The charity sector has a problem. According to a recent survey conducted by Charity Finance magazine, 63 per cent of charities say that their core functions (such as finance, human resources, IT, safeguarding and legal support) are under-resourced.
This isn’t a new problem – charities have operated on a shoestring for as long as they have existed. But as the sector has grown, modernised and professionalised, and as regulation has grown and public expectations increased, so too has come the need for our attitudes towards core funding to change.
The sexual misconduct scandal that engulfed Oxfam earlier this year is the most vivid example of how a failure to invest in core functions can have serious consequences. Oxfam has now pledged to significantly increase its spend on safeguarding, even though it already had one of the best safeguarding functions in the international development sector. Others in the international development sector are presumably following suit.
Our survey provides further evidence of the importance of core funding. Charities reported how poor financial controls can lead to fraud going undetected, how inefficient IT can lead to more staff being hired than would otherwise be necessary, how cheap legal advice can mean failing to ensure sufficient funding for public service delivery contracts, and how poor HR can result in staff grievances.
By contrast, the research highlights how investment in finance staff has led to tax refunds, extra Gift Aid claims, financially sustainable contract bids, and clear information for departmental managers to base decisions on.
Making the case
The problem of core funding is a complicated one with many root causes. Government funders, trusts and foundations, and members of the public can all take a share of the responsibility for not being willing to fund core costs.
But charities themselves have been complicit in this state of affairs.

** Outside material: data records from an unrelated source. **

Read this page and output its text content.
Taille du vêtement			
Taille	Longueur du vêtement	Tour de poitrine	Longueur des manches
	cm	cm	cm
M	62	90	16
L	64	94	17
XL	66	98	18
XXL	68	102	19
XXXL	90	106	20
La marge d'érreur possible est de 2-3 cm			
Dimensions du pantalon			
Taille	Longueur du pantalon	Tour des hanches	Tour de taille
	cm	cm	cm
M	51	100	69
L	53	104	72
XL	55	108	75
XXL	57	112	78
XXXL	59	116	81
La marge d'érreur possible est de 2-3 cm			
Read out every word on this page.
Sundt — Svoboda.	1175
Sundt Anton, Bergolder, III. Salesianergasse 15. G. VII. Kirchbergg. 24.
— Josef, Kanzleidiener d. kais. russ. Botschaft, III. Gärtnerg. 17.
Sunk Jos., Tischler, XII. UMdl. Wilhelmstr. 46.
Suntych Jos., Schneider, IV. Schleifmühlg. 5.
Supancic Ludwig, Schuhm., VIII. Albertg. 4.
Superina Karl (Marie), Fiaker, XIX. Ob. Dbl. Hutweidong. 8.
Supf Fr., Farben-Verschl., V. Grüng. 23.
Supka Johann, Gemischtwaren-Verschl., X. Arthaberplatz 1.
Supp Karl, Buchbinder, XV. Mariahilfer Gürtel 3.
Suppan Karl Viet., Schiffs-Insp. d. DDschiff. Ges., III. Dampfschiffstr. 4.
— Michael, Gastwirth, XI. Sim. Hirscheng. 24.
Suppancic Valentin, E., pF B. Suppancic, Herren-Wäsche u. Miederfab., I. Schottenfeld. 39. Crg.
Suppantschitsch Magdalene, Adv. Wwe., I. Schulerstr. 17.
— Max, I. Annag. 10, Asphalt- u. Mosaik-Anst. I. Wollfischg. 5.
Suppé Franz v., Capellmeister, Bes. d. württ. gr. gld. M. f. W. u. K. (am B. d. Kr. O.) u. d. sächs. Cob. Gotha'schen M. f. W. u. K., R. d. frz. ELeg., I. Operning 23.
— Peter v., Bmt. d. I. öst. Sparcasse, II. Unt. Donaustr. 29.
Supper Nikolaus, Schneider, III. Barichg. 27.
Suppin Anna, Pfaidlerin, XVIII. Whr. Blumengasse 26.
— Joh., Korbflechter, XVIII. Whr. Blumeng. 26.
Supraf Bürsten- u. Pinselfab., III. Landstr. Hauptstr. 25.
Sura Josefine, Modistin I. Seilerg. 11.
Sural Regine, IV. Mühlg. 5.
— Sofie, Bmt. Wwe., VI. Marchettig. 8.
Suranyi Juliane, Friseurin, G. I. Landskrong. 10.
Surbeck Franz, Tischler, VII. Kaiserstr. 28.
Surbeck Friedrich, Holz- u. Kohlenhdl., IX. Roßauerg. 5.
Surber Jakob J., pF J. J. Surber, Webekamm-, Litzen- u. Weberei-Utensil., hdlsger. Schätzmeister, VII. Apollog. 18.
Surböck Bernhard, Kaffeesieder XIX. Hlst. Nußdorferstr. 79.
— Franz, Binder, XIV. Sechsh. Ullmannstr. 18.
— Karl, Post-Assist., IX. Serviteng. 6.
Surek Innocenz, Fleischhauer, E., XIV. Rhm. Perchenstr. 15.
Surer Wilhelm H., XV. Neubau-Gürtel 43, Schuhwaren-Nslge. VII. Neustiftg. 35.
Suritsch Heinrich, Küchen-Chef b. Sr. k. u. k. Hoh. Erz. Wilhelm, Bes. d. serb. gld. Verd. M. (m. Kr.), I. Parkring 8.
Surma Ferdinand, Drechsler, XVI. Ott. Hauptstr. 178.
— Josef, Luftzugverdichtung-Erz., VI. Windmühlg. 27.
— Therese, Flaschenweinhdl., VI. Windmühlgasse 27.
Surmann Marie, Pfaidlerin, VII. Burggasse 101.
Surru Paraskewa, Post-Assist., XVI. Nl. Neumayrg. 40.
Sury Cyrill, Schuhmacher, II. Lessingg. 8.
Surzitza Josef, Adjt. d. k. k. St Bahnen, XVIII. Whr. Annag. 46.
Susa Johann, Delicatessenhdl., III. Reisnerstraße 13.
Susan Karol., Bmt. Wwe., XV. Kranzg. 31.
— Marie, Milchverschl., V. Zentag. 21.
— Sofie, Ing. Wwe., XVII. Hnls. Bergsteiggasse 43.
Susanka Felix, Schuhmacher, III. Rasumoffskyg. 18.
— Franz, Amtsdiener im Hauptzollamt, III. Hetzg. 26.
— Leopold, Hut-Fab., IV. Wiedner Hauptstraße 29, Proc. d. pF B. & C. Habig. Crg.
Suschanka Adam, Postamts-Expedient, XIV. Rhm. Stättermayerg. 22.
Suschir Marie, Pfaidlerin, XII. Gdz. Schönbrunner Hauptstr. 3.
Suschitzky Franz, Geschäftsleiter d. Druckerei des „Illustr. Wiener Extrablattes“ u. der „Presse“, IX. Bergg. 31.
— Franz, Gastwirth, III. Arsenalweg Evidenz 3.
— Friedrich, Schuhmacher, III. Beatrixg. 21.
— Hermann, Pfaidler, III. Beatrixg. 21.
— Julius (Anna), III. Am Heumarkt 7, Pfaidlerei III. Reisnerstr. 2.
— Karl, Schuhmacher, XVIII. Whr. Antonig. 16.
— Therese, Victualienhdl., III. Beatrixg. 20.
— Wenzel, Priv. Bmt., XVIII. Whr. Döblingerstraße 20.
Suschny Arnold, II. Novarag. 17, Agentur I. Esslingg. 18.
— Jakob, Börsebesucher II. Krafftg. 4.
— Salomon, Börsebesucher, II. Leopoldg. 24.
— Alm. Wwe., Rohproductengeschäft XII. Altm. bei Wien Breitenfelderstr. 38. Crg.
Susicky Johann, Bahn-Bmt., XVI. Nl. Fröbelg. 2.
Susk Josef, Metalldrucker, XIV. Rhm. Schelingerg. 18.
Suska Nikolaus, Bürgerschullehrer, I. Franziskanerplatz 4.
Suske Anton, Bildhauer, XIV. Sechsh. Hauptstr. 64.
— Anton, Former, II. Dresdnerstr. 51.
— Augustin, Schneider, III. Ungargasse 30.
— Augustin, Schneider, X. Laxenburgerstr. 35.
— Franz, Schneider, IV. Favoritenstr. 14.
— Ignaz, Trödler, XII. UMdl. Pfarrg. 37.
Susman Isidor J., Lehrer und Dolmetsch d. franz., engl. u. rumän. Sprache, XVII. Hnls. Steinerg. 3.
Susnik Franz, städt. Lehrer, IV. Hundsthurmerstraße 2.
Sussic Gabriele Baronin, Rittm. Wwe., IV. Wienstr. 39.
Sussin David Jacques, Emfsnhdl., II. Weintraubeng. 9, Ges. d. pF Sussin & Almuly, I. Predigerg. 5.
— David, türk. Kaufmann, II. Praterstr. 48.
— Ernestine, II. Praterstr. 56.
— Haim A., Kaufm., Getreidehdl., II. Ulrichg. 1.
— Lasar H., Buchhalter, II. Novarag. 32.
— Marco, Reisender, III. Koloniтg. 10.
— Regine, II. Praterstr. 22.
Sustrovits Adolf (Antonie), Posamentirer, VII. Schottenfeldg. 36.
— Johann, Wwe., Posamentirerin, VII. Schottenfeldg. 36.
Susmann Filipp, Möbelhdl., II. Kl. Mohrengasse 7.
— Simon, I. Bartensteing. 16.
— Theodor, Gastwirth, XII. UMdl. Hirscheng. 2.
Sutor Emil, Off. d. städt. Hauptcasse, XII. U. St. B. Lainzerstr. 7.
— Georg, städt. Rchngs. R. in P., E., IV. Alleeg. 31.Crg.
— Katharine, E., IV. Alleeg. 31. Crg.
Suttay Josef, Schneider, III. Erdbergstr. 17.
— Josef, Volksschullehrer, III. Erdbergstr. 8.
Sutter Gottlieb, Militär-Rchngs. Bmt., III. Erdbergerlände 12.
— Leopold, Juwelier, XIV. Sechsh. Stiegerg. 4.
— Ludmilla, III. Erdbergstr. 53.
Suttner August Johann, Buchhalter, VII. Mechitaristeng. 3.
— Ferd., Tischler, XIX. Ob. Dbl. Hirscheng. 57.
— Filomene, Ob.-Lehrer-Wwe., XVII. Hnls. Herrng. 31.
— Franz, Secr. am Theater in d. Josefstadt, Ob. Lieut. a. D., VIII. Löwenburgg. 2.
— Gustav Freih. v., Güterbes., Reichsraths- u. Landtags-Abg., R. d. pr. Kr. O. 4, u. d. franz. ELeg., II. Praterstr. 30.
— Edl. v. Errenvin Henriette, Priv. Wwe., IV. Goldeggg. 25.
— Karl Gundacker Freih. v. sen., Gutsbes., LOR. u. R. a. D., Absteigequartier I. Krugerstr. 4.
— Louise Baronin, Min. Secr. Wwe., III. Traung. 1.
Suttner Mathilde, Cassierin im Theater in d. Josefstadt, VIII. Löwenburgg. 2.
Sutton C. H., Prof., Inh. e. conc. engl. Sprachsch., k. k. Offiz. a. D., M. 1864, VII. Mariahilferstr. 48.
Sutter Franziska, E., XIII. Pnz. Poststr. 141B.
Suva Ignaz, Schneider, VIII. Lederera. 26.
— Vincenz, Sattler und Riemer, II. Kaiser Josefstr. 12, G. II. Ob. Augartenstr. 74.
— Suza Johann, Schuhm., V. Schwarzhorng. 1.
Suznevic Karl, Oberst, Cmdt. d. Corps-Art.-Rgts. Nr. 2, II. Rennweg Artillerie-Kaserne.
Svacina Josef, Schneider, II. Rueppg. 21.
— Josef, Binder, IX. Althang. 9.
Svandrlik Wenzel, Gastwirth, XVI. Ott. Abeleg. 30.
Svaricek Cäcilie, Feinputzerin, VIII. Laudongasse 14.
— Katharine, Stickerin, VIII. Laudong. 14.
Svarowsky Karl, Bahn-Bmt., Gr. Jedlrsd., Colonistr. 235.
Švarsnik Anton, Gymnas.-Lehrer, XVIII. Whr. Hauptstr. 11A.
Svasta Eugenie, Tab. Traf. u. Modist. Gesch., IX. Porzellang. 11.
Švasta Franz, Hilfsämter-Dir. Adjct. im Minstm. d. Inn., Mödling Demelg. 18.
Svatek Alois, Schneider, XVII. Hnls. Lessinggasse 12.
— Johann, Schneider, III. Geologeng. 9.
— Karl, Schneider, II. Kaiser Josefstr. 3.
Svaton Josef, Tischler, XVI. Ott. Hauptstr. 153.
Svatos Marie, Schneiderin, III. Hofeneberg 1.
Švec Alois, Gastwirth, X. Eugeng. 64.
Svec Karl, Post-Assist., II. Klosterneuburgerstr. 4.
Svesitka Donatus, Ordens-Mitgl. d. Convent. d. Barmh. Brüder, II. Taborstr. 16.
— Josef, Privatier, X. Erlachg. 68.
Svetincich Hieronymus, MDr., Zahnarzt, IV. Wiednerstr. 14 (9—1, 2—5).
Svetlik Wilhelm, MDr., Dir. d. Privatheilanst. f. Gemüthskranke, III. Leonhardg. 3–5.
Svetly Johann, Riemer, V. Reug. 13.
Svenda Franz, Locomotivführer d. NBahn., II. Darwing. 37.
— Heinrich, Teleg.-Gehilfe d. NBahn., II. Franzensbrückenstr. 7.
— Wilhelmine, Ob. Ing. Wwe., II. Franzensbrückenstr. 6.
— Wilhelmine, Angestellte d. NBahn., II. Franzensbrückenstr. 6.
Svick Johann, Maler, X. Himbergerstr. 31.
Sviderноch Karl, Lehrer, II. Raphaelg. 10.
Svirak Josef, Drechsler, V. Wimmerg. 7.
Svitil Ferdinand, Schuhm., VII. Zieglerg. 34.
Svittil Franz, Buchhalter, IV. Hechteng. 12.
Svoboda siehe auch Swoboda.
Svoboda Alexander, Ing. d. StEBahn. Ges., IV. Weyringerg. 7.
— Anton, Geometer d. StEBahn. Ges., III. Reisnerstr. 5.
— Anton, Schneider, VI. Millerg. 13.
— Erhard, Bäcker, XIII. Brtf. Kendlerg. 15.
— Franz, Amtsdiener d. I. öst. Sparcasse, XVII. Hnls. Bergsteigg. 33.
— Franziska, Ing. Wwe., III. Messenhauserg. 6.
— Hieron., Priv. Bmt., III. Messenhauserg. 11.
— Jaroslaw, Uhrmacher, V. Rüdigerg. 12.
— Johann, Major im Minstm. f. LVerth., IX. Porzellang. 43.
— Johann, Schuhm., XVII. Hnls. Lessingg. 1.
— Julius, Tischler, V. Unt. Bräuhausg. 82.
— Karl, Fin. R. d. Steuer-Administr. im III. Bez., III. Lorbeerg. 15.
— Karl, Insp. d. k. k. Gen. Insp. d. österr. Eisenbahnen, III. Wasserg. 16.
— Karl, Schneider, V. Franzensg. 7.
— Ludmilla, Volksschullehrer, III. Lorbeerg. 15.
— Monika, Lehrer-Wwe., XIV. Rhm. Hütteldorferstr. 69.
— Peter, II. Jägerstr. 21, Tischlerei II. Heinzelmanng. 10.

By not asking for core funding or pretending they don’t need it, charities have passed up the opportunity to define the narrative and explain why properly funded core functions not only save money in the long term, but lead to better outcomes for the people they serve to help.
Even internally, some charities may have been guilty of seeing “core functions” and “the frontline” as separate entities; favouring investment in the latter rather than viewing them as deeply intertwined and mutually beneficial.
That this problem is largely about attitudes means that a culture change is required. And culture change is not easy to achieve when so many different stakeholders are involved – it requires a long process of talking, talking and more talking.
With this is mind, whenever an opportunity arises, charities must explain clearly their need for core funding and the difference it makes, whether that’s with funders, government, individual donors, trustees and colleagues, or even simply friends and family.
Successful approaches
In our report on this subject, Nicki Deeson, international finance director at Amnesty International and chair of the Charity Finance Group, talks of how she had some success with funders in her previous role as head of finance at the Alzheimer’s Society by giving them a calculation of what the charity’s core costs were. Even if the funder wouldn’t pay the full amount, it allowed her to emphasise that they were not contributing fully.
She also reveals how attending a careers fair provided the opportunity to promote the charity sector. Explaining to young people that working in a charity can be a profession and a career generated an enthusiasm and an understanding that those young people then passed on to their parents.
And Sir Stephen Bubb, director of the think tank Charity Futures, believes charities can be more transparent with the public about their core costs, breaking them down into their constituent parts in order to explain their value.
It is interventions such as these that will add up to a changed understanding of how the charity sector operates and how it can best make a difference.
Positive signs
There are already some promising signs in the core costs agenda. The Department for International Development’s decision to pilot full funding for core costs is set to be transformational for the charities involved.
There is also other promising work going on internationally. In the US, a group of major foundations including the Ford Foundation and the Open Society are working to assess the indirect costs of their grantees and then develop a harmonised methodology for calculating and verifying them.
Back in the UK, recent research by data visualisation specialist Xavi Jiminez has shown that the profile of core costs in institutional giving is growing, in large part due to the work of two funders – the Robertson Trust and the Lloyds Bank Foundation for England and Wales.
It’s now time for us all to build on this work and play a part in taking the agenda forward.